Porém, esta especialista da MSF, admite que, até ao momento, as expectativas de uma avalanche de casos não se está a confirmar nem as unidades de saúde nacionais estão à beira do colapso como se chegou a admitir, embora o problema esteja ainda a crescer em dimensão e intensidade, sendo alguns locais de maior risco, como Khayelitsha, alvo de apertada vigilância e a qualquer caso corresponde uma resposta imediata.

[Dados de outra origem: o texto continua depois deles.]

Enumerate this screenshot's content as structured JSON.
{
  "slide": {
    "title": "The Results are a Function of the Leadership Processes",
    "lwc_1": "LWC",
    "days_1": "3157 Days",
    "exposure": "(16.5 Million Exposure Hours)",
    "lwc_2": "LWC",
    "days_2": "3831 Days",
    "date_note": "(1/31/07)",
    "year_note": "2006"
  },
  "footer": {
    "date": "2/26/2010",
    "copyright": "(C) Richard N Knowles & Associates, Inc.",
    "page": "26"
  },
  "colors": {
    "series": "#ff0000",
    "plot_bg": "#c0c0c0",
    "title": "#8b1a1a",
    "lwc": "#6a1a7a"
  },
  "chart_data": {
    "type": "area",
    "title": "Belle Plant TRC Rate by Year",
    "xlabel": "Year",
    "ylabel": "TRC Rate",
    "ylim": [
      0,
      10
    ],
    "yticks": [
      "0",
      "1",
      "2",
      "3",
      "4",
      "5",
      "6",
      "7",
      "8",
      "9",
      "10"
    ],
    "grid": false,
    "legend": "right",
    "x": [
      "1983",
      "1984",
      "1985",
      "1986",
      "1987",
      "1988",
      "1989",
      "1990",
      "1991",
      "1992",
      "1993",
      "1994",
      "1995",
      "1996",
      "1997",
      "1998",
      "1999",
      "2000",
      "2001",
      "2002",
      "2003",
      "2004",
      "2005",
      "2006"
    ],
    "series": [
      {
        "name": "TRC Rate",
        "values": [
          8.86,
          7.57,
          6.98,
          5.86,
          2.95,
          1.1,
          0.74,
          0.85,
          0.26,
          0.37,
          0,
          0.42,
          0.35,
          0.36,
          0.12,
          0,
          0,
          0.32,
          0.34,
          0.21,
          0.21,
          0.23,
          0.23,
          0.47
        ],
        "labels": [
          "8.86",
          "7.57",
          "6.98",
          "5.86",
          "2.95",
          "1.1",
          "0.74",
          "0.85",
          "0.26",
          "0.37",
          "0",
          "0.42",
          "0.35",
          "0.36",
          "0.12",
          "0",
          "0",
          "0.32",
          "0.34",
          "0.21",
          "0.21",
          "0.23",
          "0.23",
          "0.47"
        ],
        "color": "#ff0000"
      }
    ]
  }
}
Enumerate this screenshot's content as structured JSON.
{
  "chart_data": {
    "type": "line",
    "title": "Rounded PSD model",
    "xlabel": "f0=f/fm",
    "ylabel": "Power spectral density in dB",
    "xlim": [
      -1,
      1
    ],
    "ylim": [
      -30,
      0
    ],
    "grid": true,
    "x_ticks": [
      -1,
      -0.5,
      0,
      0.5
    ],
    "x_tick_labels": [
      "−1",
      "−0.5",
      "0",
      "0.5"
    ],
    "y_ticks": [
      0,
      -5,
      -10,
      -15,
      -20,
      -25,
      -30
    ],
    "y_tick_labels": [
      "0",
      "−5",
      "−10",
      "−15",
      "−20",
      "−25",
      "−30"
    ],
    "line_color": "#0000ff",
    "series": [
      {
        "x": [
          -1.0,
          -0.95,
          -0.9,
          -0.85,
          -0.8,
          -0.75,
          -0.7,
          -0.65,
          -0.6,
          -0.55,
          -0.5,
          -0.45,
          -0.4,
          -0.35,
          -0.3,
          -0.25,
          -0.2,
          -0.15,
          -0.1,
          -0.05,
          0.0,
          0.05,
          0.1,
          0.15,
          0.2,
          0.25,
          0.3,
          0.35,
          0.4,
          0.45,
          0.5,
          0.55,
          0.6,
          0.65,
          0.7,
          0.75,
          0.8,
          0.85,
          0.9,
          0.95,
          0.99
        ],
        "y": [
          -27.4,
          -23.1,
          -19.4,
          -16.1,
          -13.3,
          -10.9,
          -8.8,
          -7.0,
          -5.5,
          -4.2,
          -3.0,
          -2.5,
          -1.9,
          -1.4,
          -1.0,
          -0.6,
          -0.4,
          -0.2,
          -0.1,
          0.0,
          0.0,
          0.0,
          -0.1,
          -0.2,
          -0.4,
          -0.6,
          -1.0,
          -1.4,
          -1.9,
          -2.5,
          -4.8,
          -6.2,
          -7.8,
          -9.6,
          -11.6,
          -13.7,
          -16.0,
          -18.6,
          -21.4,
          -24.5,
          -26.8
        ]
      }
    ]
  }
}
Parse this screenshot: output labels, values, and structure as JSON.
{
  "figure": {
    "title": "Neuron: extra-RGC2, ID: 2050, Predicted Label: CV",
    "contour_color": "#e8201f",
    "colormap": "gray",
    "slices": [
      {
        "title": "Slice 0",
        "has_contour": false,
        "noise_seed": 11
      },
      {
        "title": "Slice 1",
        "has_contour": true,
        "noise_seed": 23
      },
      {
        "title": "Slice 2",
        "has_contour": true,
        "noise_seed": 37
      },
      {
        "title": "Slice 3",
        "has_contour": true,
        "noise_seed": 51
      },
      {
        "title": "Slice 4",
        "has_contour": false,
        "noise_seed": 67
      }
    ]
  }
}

Porém, como se sabe e o CDC-África vem alertando, são poucos os países com esta capacidade de resposta preparada para as suas periferias urbanas mais densamente povoadas e com menor investimento em infra-estruturas sanitárias, sendo, por isso, fundamental, admite a ONG internacional MSF, beber desta experiência.

Neste momento ainda é cedo para averiguar até que ponto este território experimental, e os conhecimentos ali em acumulação, que é Khayelitsha pode vir a ser uma ferramenta de trabalho para o resto do continente, mas os especialistas advertem que a Covid-19 ainda está distante do seu pico na África do Sul e o mesmo é reconhecido para o resto do continente.

A OMS, entretanto, mantém as suas advertências para o risco de as áreas mais pobres das cidades africanas poderem vir a ser um "barril de pólvora" e estes estudos para definir um esquema de resposta rápido erem um potencial muito importante para o futuro.